Auf Funk-Combo-Chips werden unterschiedliche, funkbasierte Kommunikation-Standards, wie WLAN, Bluetooth und LTE kombiniert. Diese so genannte Koexistenz erlaubt einen raschen Wechsel zwischen zwei unterschiedlichen Funkstandards, wie z.B. WLAN und Bluetoooth, was für eine bessere Performance sorgt.

Forscher der TU Darmstadt und der University of Brescia haben nun herausgefunden, wie sich mittels Side-Channel-Attacken die Koexistenz auf den Chips angreifen lässt. Dadurch ist es ihnen gelungen, die Trennung zwischen Bluetooth und WLAN zu überwinden.

Neue Klasse von Anfälligkeiten

Die von den Forschern «Spectra» genannte Methode sei «eine neue Klasse von Anfälligkeiten», heisst es in der Vorankündigung einer Präsentation an der diesjährigen Black Hat Konferenz, die nur virtuell stattfindet. Die Methode beruht offenbar auf der Tatsache, dass Übertragungen zwischen den Kommunikationsstandards im gleichen Spektrum erfolgen, wobei Wireless-Chips den Kanalzugang vermitteln. Ziel des Angriffs ist die Schnittstelle zwischen zwei Technologien der Chips, durchgeführt wurde er mittels speziell zusammengestellten Datenpaketen.

Die Ergebnisse variieren gemäss den Forschern, doch ist unter den richtigen Umständen offenbar ein Denial-of-Service für den Spektrum-Zugriff möglich. Mit den dazugehörenden Meta-Informationen sei es zudem möglich, über den WiFi-D11-Core die Anschlagzeiten von Bluetooth-Tastaturen nachzuvollziehen. Weiter haben die Forscher offenbar einen gemeinsam genutzten RAM-Speicherbereich entdeckt, der eine Ausführung von Code über Bluetooth im WLAN erlaubt. Remote-Angriffe mit Bluetooth-Codeausführung entsprechen damit denjenigen mit WLAN-Codeausführung auf Distanz, wodurch die Angriffsfläche ungemein zunimmt, so der Bericht.

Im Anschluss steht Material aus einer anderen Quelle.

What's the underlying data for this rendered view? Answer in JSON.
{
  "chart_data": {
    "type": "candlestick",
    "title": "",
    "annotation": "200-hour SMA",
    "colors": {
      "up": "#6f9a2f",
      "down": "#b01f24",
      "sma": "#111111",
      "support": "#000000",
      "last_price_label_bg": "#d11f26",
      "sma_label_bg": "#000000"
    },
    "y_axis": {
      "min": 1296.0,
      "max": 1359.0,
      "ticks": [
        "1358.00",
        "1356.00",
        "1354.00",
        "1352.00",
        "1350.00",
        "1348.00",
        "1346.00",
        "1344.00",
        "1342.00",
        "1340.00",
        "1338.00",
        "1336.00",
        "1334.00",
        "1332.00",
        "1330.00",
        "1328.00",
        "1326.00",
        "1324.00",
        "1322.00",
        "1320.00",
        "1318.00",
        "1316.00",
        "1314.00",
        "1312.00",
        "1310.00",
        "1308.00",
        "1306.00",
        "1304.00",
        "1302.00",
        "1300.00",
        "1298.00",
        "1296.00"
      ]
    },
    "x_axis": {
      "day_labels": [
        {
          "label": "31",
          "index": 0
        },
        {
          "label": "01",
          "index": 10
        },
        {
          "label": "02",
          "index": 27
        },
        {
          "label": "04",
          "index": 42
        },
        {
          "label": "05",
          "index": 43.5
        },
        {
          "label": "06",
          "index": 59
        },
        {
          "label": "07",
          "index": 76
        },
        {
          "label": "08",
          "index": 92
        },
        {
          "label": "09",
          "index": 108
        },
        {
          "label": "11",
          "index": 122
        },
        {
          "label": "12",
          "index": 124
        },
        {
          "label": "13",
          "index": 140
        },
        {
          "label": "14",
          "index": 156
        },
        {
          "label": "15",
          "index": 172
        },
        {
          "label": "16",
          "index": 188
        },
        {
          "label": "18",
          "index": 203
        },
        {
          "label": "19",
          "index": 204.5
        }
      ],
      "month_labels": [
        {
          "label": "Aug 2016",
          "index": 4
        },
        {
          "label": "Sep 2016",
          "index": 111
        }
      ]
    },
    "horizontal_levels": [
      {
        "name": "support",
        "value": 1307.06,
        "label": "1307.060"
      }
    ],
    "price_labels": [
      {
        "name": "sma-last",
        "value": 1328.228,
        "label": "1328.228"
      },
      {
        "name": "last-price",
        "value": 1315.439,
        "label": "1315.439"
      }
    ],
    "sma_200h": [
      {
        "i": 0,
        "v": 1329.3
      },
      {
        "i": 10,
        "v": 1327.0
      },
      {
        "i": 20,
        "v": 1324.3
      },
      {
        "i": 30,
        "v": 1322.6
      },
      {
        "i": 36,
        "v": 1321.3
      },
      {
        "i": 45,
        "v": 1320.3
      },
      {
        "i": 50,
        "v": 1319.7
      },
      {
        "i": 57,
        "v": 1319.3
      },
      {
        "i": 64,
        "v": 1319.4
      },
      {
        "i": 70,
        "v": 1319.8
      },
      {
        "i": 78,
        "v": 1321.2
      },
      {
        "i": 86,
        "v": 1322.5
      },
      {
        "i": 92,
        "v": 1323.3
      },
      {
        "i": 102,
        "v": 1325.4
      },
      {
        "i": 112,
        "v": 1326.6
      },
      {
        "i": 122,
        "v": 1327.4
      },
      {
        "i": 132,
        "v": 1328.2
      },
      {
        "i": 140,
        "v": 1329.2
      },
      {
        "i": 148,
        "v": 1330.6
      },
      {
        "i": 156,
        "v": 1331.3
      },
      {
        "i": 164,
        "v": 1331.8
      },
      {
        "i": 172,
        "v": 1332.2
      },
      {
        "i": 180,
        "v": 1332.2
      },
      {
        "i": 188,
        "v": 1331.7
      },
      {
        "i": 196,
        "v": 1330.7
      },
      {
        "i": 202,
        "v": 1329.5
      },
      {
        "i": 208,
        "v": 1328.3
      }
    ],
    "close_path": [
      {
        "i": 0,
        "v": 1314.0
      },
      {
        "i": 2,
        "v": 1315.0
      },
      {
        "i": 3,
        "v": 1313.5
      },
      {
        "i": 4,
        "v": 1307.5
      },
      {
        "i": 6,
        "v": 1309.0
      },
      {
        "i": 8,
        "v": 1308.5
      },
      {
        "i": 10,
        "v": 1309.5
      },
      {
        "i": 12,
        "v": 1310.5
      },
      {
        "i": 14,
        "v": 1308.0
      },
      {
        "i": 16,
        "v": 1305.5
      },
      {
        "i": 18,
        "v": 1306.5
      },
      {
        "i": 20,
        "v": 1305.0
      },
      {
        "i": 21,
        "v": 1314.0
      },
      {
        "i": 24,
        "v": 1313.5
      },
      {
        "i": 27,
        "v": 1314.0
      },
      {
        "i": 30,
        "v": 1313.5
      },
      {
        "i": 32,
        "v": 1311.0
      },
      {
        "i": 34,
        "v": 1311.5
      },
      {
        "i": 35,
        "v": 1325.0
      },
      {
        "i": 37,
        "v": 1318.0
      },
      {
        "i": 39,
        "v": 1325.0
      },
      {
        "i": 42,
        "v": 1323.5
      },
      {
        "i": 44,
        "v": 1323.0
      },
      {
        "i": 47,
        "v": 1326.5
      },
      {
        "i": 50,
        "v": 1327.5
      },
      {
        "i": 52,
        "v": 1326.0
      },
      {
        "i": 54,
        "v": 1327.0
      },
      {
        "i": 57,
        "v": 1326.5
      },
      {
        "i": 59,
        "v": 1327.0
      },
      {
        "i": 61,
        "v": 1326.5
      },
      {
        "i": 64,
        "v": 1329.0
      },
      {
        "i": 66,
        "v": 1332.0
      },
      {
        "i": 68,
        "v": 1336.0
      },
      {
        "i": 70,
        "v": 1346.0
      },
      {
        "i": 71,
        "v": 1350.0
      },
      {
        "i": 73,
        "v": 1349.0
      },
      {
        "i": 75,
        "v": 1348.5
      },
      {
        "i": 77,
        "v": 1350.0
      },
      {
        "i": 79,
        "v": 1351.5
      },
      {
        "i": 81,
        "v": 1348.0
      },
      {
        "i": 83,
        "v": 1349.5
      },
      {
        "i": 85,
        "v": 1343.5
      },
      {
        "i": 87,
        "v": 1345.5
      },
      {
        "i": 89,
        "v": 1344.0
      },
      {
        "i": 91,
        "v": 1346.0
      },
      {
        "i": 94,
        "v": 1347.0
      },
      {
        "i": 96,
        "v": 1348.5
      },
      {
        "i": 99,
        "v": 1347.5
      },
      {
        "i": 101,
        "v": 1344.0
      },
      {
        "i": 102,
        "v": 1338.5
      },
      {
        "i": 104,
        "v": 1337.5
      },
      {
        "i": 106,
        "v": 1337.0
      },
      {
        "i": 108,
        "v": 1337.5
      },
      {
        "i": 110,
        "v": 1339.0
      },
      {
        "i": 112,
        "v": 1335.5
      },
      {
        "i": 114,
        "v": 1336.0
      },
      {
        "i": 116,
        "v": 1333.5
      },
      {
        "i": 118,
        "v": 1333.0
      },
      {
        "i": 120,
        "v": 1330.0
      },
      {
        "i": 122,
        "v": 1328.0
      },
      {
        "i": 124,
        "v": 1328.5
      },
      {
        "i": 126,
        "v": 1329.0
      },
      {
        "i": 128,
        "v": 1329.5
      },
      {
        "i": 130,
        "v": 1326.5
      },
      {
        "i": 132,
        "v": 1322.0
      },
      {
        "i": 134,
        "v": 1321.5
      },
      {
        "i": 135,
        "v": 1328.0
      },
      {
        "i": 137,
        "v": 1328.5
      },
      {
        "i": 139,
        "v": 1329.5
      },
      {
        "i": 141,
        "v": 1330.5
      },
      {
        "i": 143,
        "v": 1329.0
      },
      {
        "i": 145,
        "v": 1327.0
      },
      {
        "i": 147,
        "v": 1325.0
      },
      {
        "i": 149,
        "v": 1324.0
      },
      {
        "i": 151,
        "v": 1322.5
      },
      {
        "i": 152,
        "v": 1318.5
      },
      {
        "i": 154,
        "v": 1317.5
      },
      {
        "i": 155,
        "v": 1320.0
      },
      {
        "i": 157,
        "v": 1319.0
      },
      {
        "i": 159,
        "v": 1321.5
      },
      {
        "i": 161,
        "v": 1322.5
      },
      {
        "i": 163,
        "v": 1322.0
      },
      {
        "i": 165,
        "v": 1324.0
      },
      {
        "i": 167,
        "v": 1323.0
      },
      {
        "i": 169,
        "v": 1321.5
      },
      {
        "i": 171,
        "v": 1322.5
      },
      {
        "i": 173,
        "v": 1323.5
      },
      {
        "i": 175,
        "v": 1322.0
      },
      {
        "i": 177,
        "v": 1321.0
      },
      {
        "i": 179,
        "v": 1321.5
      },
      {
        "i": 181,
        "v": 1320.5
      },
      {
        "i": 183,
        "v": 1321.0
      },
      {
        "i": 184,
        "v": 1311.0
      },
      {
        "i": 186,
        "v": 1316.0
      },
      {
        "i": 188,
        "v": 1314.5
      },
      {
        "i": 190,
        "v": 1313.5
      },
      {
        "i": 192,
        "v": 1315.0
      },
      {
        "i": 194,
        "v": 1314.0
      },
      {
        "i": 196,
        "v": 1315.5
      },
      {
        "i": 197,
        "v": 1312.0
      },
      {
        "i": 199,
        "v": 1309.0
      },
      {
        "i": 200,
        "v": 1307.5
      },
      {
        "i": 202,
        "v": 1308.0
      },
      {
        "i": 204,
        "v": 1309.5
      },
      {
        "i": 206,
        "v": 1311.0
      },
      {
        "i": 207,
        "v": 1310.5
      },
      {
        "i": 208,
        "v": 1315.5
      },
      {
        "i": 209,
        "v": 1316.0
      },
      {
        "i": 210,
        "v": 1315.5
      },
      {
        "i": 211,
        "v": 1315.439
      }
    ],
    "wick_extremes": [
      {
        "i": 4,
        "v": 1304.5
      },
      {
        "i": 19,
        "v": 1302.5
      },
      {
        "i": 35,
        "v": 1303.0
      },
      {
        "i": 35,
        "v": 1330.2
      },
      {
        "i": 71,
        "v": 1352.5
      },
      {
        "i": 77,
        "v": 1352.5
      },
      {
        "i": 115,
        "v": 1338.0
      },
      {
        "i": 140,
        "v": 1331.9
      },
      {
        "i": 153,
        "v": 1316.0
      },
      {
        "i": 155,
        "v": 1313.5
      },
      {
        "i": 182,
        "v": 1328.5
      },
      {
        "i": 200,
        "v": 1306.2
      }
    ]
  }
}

Auch Chips anderer Hersteller betroffen

Untersucht wurden ausschliesslich Combo-Chips der Hersteller Broadcom und Cypress, die in vielen Millionen Geräten zum Einsatz kommen, darunter in allen iPhone-Typen, in MacBooks sowie in den Geräten der Samsung Galaxy S-Serie. Da jedoch alle Chip-Hersteller mit dem Koexistenz-Mechanismus arbeiten, könnten durchaus auch Chips anderer Hersteller betroffen sein, so die Forscher.

Mehr Details zu Spectra werden im August an der diesjährigen Black Hat Conference bekannt gemacht.